La madre non c’era, ai funerali del piccolo Giovanni. Morto dopo i primi respiri, chissà se ha avuto il tempo di un pianto. Chissà se ha aperto gli occhi, se ha visto sua madre avvolgerlo in un panno e gettarlo giù dalla finestra. Chissà cosa passa nella mente di un neonato che agonizza, in mezzo alla strada, al buio, chissà se si è reso conto del tempo, e quanto tempo è passato, prima che mani pietose lo raccogliessero e cercassero di tenerlo stretto alla vita. Se l’imprinting conta anche per le persone, il piccolo deve aver sentito tanto amore, intorno a sé, dopo il gelo di quello strappo da un ventre che non voleva riconoscerlo, non aveva messo in conto il suo essere.



La madre guardava da quella finestra, mentre i soccorsi increduli e inorriditi accorrevano su quel marciapiede, via residenziale di Settimo, periferia di Torino. Non è nemmeno la storia usata di qualche donna sbandata – un’immigrata, una zingara, avrà pensato la gente – perché la madre, poi sentita e spinta a confessare dalle forze dell’ordine, è italiana, lavora, ha un’altra figlia, e come niente fosse dopo il parto segreto si è preparata per portarla all’asilo. Follia? Forse. O forse il male, che è così banale da insinuarsi nei barlumi di pensiero di una madre, e renderla un’assassina.



Avrà pensato: è mio, l’ho fatto io, ne faccio quel che voglio. Non lo voglio, lo butto via. Purtroppo, è quel he capita in tanti ospedali, prima ancora che i neonati vengano alla luce. E a nessuno viene in mente di parlare di assassinio. Forse la madre di Settimo è una donna disturbata, forse è sola, disperata, forse. Quante donne lo sono, e trovano conforto e sostegno. Possiamo giustificare qualunque atto di morte, se proprio ci impegniamo, senza esserne convinti, senza accantonare l’amaro di una narrazione che ci sembra incompleta e ingiusta, irragionevole. È più semplice credere a un Male così potente da obnubilare la ragione, e renderci belve, incapaci di pietà e cuore, concentrati solo sul nostro prorompente egoismo, che ci fa schiavi. Non lo voglio, lo butto. Poteva pensarci prima, avranno pensato in tanti, l’aborto è legale. Senza riflettere che sarebbe stata la stessa identica cosa.

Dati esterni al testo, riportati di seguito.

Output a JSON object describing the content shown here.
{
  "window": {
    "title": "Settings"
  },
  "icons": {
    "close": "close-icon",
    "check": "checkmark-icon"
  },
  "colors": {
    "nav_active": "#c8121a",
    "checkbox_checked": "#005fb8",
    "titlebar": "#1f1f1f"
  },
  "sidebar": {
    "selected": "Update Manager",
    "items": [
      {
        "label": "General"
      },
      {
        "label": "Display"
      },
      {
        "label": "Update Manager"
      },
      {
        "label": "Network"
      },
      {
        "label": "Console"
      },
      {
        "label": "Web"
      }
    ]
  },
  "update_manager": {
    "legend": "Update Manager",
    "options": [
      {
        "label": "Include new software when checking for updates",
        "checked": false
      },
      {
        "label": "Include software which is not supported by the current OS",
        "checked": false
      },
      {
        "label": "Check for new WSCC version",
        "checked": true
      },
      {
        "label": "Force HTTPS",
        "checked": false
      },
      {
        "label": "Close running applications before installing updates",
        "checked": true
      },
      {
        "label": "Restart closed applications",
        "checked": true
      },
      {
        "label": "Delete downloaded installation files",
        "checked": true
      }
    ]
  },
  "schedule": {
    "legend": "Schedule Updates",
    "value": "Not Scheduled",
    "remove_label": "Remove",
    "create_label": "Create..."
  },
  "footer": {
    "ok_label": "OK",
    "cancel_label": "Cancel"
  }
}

Ma la morte di Giovanni non è stata vana, e le parole del sacerdote che ha celebrato la Messa funebre per lui suonano così nuove e cariche di speranza, di tenerezza. Giovanni, ha detto a una chiesa piena di popolo, commosso e attonito, il tuo nome è scritto nel cielo. Non importa se non te l’hanno dato i tuoi genitori, ma ti è stato donato da sconosciuti padri e madri che ti hanno trasmesso il loro bene, e affidato al santo protettore di Torino. Giovanni, sei vissuto pochi attimi, e guarda quanto amore hai saputo generare, intorno alla tua esile vita. Guarda, piccolino, dal cielo dove certo vedi la gloria e godi la vita piena, come sei riuscito a far piangere, pensare, muovere gli animi induriti; quante domande ci metti in testa, quanta pena e partecipazione.

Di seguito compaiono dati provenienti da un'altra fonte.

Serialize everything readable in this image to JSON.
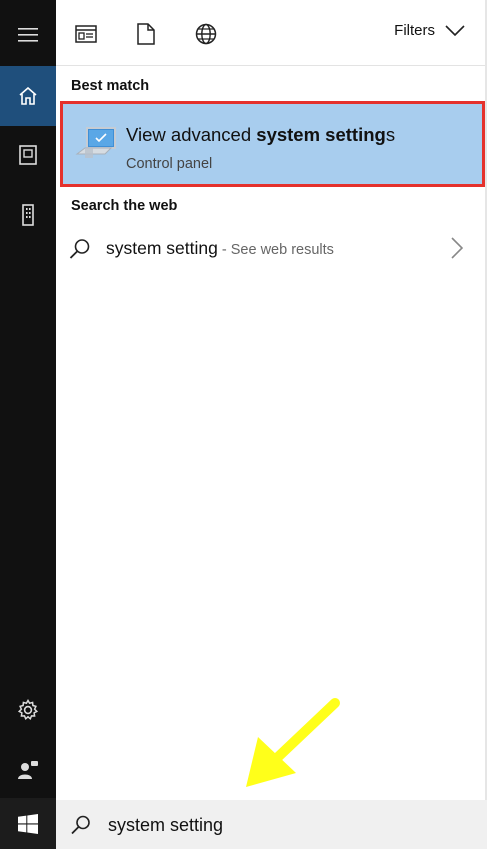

Non ci sono parenti, in chiesa, che preghino per te. Non hai parenti, ma tutta la comunione dei santi è con te. Quelli lassù, dovunque sia il lassù da cui ci guardi. E quelli quaggiù, che hanno pregato intorno alla tua bara bianca coperta di fiori, e hanno portato pure i loro bambini, senza aura di contaminarli con la morte. Giovannino, tu mostri a un pezzo di mondo di borgata, e da qui a tanti che leggono la tua storia, che nessuna vita è inutile o sprecata. Tu hai un compito grande, vegliare sula tua sorellina, che nulla ha saputo di te. Non ha accarezzato una pancia accogliente, trepidando per vederti in viso. È rimasta sola, una mamma in carcere, inconsapevole, indifferente, per ora. Si capirà se per pazzia o durezza. Ma tu puoi pregare anche per lei, per questa madre che si è dimenticata di te. Ricordandoci che abbiamo una Madre e un Padre che di noi non si scordano mai.

Se il male è orrendamente banale, e sfonda ogni giorno la nostra serenità, il bene non lo è mai: il bene è stupefacente, si irradia, apre, genera lacrime e sorrisi, e forza. Chissà che quella comunità stordita grazie a te non si stringa intorno a quel bravo parroco, cogliendo nelle sue parole la grazia di una fede che trasforma gli uomini e vince la morte. Grazie di esserci, prega, e perdona.